Here's a question for Australia: when is "affordable housing" not actually affordable? When it costs $925 per week.
Billions in Australian government housing subsidies are going toward apartments marketed as "affordable" that low-income earners cannot actually afford to rent, according to a new analysis published in The Age. In one egregious example, a taxpayer-subsidized one-bedroom "affordable" unit in Bondi was listed at $925 a week, or $48,000 per year.
Yes, you read that correctly. A government program designed to help people struggling with housing costs is funding apartments that require an income of nearly $100,000 to rent without falling into housing stress.
The problem stems from how Australia defines "affordable housing." Rather than being tied to tenant incomes, these units are simply priced 10-30% below market rates. In expensive suburbs, "below market" can still mean eye-wateringly expensive.
The analysis by economists Dominic Behrens and Ethan Gilbert, published in the online journal Inflection Points, argues that Australia's affordable housing programs are "a wasteful use of public funds that redirects government support away from the people who need it most."
Mate, this is what happens when governments prioritize political announceables over actual policy outcomes. "Affordable housing" sounds great in a press release. Nobody checks whether the housing is actually affordable for the people who need it.
The Albanese government's $10 billion Housing Australia Future Fund has so far funded more affordable housing units (9,366) than social housing units (9,284). That's a problem, because social housing - where rents are tied to incomes - is what people at risk of homelessness actually need.
Meanwhile, there are approximately 169,000 people on waiting lists for social housing across Australia, according to the Australian Institute of Health and Welfare.

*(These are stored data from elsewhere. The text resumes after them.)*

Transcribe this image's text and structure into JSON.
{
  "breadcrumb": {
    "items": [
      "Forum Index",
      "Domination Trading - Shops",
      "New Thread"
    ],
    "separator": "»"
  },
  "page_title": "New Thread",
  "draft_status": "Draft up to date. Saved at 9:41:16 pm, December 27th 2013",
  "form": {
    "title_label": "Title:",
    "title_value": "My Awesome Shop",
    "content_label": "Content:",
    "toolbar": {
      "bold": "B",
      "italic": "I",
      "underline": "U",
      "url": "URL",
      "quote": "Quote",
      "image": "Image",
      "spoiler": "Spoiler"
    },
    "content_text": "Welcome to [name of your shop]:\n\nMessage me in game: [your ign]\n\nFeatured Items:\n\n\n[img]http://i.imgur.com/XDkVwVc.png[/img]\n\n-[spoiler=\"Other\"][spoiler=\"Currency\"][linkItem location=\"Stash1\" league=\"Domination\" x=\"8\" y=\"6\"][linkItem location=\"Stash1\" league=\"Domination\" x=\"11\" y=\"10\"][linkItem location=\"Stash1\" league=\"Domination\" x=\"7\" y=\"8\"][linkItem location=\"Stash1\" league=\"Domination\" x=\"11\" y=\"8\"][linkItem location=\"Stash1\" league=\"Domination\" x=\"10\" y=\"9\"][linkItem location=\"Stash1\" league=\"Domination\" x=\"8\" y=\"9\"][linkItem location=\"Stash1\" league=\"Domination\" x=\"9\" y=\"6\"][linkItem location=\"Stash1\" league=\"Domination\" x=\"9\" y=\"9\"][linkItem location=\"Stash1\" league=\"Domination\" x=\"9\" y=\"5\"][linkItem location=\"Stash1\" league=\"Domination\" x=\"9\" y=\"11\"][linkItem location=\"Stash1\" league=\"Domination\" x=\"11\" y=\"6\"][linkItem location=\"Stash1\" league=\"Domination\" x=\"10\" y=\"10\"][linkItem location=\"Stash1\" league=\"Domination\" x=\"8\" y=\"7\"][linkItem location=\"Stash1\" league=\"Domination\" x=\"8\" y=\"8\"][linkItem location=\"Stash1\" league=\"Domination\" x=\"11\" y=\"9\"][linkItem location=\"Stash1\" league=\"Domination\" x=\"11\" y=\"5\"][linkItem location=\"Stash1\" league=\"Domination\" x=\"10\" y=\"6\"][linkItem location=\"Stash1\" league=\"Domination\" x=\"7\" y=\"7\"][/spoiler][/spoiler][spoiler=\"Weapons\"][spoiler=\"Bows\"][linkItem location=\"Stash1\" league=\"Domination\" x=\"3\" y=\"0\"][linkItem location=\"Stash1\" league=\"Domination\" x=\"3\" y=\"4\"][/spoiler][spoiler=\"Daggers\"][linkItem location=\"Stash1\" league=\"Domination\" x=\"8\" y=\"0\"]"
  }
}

Those waiting lists are growing, and the wait times stretch to years in some cases.
The government defends the approach, arguing that "mixed tenure developments" - apartment buildings with a combination of market, affordable, and social housing - help more projects stack up financially and deliver more homes overall.
That's technically true. Including market-rate and "affordable" units makes developments more financially viable for private developers. But it also means taxpayer subsidies are going toward housing for middle-income earners while people sleeping rough wait for social housing that may never come.
The Victorian example is even more absurd. An "affordable" two-bedroom unit in inner Melbourne listed at $561 per week requires a tenant to earn at least $97,240 to avoid rental stress. But Victorian eligibility rules prohibit anyone earning more than $75,530 from renting it if they're single. The apartment exists in a regulatory catch-22 where almost nobody qualifies.
Homelessness Australia chief executive Kate Colvin told The Age that public money spent on affordable housing below market rent "is generally not affordable for people who are homeless or at risk of homelessness." She advocates redirecting more funding toward social housing, even though it requires higher subsidies per unit.
The housing industry pushes back, arguing that Australia needs to invest in both affordable and social housing to prevent people falling into housing stress in the first place. Housing All Australians executive director Robert Pradolin said "unless we go upstream and stop people falling into housing stress and eventually homelessness, we'll never solve the social housing problem."
There's some logic to that argument. But when "affordable" housing is priced beyond the reach of low-income earners, it's not preventing housing stress among vulnerable populations. It's subsidizing housing for people who, while perhaps stretched, aren't at imminent risk of homelessness.
The situation reveals the fundamental tension in Australian housing policy. The government wants to be seen as addressing the housing crisis. But it's politically and fiscally easier to fund "affordable" housing for middle-income earners than the deeply subsidized social housing that homeless and at-risk people actually need.
"Affordable housing" gives politicians great photo opportunities and impressive-sounding numbers of units funded. Social housing is expensive, serves a population with complex needs, and requires long-term government commitment.
But if your housing policy doesn't help people sleeping in cars or couch-surfing, can you really claim to be addressing the housing crisis?
The $925-per-week "affordable" apartment in Bondi should be the policy scandal that changes the conversation. Taxpayer money shouldn't be subsidizing housing that requires a six-figure income to rent.
Australia has a choice: continue with "affordable" housing that serves middle-income earners and generates good headlines, or redirect that funding toward social housing for the people genuinely at risk of homelessness.
Right now, it's trying to do both and succeeding at neither. The 169,000 people on social housing waiting lists are still waiting, while government money subsidizes apartments they could never afford even at the "discounted" price.